Chase Elliott took note that Dover’s grandstands passed the eye test and looked fuller on Sunday before rain washed out the conclusion of the race.

The advertising tarps that once covered empty sections at Dover Motor Speedway went the way of the rain on Monday: totally gone.

Dover‘s attendance rebound following two years of pandemic restrictions — and shrinking turnout for more than a decade even before 2020 — was the boost the track needed in its first race under new management. Long independently owned, Speedway Motorsports bought Dover Motorsports late last year and added the Monster Mile to its growing collection of tracks. And who doesn‘t want to impress the new boss, especially when the boss — in this case, Speedway Motorsports President Marcus Smith — worked the Dover gates and greeted fans Monday with the track short-staffed.

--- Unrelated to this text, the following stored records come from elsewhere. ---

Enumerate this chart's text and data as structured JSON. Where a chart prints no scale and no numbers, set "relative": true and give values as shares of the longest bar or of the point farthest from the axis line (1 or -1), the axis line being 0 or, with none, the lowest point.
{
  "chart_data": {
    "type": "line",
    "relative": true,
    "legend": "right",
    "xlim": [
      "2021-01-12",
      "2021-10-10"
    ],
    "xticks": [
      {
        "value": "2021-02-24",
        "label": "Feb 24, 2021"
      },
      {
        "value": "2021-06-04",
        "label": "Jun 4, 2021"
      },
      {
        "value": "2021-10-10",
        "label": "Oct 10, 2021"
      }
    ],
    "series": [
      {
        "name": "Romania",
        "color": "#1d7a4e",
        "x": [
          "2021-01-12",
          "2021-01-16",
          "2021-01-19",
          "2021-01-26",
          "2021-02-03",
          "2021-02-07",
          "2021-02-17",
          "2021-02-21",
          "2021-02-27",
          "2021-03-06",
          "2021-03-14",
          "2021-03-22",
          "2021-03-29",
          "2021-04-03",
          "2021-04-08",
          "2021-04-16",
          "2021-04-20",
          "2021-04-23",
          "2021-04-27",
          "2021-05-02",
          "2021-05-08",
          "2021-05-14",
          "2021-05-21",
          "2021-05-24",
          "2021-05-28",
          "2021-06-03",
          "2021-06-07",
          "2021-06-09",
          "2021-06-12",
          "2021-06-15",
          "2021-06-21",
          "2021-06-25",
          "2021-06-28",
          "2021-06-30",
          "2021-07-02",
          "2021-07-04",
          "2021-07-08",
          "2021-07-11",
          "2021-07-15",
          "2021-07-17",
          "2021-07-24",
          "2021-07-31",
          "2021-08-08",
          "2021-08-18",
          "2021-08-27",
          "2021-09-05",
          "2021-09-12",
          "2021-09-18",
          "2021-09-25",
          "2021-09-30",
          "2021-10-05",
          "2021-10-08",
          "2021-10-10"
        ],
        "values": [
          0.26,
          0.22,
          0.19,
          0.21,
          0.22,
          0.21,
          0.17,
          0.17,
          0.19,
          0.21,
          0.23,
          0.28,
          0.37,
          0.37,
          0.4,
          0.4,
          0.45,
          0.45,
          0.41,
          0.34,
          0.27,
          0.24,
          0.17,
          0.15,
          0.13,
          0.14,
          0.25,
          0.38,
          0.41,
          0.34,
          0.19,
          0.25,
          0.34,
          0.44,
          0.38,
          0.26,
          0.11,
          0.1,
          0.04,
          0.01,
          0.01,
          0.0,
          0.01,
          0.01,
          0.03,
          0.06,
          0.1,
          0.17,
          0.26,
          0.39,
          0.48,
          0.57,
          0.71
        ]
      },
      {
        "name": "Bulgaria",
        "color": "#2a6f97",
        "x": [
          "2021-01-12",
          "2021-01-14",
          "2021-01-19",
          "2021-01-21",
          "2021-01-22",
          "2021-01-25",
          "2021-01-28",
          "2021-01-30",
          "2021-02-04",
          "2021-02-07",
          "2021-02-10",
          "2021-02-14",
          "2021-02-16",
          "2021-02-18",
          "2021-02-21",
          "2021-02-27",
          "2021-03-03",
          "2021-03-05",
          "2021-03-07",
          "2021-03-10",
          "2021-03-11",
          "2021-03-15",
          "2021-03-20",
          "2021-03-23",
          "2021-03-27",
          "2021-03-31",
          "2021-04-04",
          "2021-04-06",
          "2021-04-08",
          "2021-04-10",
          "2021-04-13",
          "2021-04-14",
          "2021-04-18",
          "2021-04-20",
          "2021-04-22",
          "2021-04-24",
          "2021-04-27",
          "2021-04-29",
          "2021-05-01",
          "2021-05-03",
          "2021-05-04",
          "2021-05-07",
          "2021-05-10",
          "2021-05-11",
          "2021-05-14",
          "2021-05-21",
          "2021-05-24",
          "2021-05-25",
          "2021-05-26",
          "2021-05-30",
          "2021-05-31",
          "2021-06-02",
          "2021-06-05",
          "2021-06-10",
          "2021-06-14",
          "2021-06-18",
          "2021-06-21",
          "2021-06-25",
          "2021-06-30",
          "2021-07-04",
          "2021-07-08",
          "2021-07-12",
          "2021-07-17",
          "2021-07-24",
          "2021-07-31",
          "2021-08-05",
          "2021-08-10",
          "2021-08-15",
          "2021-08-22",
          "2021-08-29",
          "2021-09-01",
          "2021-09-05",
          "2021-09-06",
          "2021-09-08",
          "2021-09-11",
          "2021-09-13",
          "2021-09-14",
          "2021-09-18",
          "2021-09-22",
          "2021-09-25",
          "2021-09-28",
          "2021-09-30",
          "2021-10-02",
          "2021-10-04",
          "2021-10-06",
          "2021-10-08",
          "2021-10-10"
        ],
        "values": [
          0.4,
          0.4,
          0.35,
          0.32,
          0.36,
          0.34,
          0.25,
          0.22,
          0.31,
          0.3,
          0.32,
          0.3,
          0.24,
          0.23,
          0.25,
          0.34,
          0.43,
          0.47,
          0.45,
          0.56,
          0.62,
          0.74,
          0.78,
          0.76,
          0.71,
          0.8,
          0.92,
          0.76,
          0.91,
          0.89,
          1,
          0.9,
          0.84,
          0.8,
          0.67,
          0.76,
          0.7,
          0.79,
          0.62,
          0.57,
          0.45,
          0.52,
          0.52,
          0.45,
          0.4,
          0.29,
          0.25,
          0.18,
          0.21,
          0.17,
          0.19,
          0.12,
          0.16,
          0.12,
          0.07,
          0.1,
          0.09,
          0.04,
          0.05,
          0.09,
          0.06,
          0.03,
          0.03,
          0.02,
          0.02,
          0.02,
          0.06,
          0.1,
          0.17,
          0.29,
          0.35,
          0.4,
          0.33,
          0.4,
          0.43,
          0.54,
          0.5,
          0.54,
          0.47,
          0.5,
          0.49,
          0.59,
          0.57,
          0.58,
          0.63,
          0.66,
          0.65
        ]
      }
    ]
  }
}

Dover had already moved its fall race to a new location. Perhaps a poor showing this weekend would have made SMI strongly consider bumping Dover off the slate completely to a sexier new site. The old mile concrete track still has legs: SMI COO Mike Burch said the plan was to keep Dover on the NASCAR schedule just as its been since 1969.

“Given where we are, there just has never been any kind of discussion about us losing a race,” Dover President Mike Tatoian said. “I have no reason to believe we will not be racing here for a long period of time.”